Bazı Tarımsal Ürünlerin Ekim ve Üretimdeki Gelişmeler (DİE, 2003)
TIMAR SİSTEMİ
■Tarih boyunca insanların yaşamında toprağın önemi oldukça fazla olmuştur. Milletler yaşamlarını toprak üzerinde sürdürürler. Geçimlerini topraktan elde ettikleri ürünlerle sağlarlar.
■Dünyanın en büyük devletlerinden biri olan Osmanlı Devleti'nin, yaklaşık altı asır hüküm sürmesinde izlediği toprak sisteminin önemli bir payı vardır.
■ Osmanlı Devleti toprak sisteminde uyguladığı politikayı kendisinden önceki Türk-İslam devletlerini örnek alarak oluşturmuştur.

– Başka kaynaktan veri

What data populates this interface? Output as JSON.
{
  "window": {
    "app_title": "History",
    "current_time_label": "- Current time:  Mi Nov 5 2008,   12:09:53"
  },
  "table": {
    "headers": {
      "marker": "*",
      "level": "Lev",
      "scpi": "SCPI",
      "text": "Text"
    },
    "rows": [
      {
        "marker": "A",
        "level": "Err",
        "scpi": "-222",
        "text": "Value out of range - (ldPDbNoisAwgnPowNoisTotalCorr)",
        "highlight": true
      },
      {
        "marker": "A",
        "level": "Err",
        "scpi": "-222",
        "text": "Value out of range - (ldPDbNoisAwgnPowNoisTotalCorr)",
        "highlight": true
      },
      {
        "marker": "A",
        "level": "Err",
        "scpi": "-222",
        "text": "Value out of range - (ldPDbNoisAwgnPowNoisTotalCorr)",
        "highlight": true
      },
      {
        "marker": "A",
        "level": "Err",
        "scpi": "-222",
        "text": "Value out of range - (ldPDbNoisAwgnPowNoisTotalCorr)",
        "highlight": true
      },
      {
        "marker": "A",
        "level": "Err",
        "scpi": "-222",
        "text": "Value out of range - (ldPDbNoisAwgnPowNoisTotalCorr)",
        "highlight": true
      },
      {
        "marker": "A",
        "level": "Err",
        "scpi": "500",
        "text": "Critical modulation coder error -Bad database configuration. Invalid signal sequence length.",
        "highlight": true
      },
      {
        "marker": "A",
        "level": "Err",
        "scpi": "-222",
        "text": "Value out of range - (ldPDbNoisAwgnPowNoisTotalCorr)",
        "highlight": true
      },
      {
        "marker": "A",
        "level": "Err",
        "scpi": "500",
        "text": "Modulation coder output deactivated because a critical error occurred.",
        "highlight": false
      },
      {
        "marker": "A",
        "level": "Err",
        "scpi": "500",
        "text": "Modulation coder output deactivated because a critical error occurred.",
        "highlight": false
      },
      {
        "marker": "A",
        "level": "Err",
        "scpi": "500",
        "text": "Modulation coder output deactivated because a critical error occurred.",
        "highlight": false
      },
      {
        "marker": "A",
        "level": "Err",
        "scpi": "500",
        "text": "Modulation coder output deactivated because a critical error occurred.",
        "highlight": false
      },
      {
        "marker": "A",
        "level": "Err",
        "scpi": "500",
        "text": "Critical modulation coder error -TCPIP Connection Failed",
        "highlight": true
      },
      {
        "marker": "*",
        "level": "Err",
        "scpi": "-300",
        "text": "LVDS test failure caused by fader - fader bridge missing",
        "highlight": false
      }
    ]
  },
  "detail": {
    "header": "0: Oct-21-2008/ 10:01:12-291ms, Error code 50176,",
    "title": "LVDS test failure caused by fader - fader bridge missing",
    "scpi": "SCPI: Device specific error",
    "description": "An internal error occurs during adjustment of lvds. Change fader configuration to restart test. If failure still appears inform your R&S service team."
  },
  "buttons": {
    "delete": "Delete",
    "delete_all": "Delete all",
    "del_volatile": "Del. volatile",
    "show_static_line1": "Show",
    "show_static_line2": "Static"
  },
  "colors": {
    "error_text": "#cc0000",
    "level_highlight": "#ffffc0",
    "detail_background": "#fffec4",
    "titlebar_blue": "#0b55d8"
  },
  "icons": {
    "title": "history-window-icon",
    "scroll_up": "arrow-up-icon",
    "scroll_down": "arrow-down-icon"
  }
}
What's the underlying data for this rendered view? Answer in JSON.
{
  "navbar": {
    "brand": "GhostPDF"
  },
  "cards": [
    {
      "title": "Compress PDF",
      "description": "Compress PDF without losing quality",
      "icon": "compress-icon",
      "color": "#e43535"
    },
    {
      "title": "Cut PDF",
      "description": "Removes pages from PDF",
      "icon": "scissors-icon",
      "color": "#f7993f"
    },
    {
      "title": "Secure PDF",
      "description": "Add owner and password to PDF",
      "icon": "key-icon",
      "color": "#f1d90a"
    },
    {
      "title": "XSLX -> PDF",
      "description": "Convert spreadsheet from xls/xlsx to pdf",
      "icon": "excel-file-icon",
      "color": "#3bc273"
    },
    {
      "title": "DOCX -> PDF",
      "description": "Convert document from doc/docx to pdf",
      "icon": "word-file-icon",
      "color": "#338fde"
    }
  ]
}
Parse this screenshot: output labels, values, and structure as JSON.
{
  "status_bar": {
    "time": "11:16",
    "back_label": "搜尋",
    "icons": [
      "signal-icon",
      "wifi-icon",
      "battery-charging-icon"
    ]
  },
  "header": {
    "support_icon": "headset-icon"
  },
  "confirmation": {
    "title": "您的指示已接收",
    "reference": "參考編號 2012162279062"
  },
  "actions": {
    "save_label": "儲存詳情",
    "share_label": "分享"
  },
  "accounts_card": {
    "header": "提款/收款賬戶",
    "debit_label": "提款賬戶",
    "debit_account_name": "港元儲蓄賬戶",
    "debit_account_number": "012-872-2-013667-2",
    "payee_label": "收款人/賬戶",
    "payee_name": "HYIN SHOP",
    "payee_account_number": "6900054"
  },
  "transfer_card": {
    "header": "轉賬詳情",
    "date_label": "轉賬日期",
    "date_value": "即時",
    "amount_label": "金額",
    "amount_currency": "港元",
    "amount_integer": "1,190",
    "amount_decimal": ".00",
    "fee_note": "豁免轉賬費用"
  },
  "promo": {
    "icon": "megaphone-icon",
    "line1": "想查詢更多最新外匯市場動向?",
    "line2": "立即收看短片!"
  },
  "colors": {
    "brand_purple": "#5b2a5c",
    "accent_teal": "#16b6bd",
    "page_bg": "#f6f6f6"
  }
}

Tımarlar; eşkinci, mustahfaz ve hizmet tımarı olmak üzere üçe ayrılmıştır.
Tımar sisteminin uygulanmasıyla;
■Devlet, üretimi denetim altına almış ve sürekliliği sağlamıştır.
■Eyalet askerleri bu sistem sayesinde yetiştirilmiş, devamlı savaşa hazır bir ordu bulundurulmuştur.
■Ülkenin bayındır hâle gelmesi, araziden daha iyi faydalanılması, askeri masrafların azaltılması, böylece gelirin artırılması sağlanmıştır.
■Tımar sistemiyle devlet, dirlik sistemi uygulanan yerlerde vergi toplama yükünden kurtulmuştur.
■Bu sistemle ülkenin her tarafına yayılan askerler sayesinde köylerde bile güvenlik sağlanmıştır.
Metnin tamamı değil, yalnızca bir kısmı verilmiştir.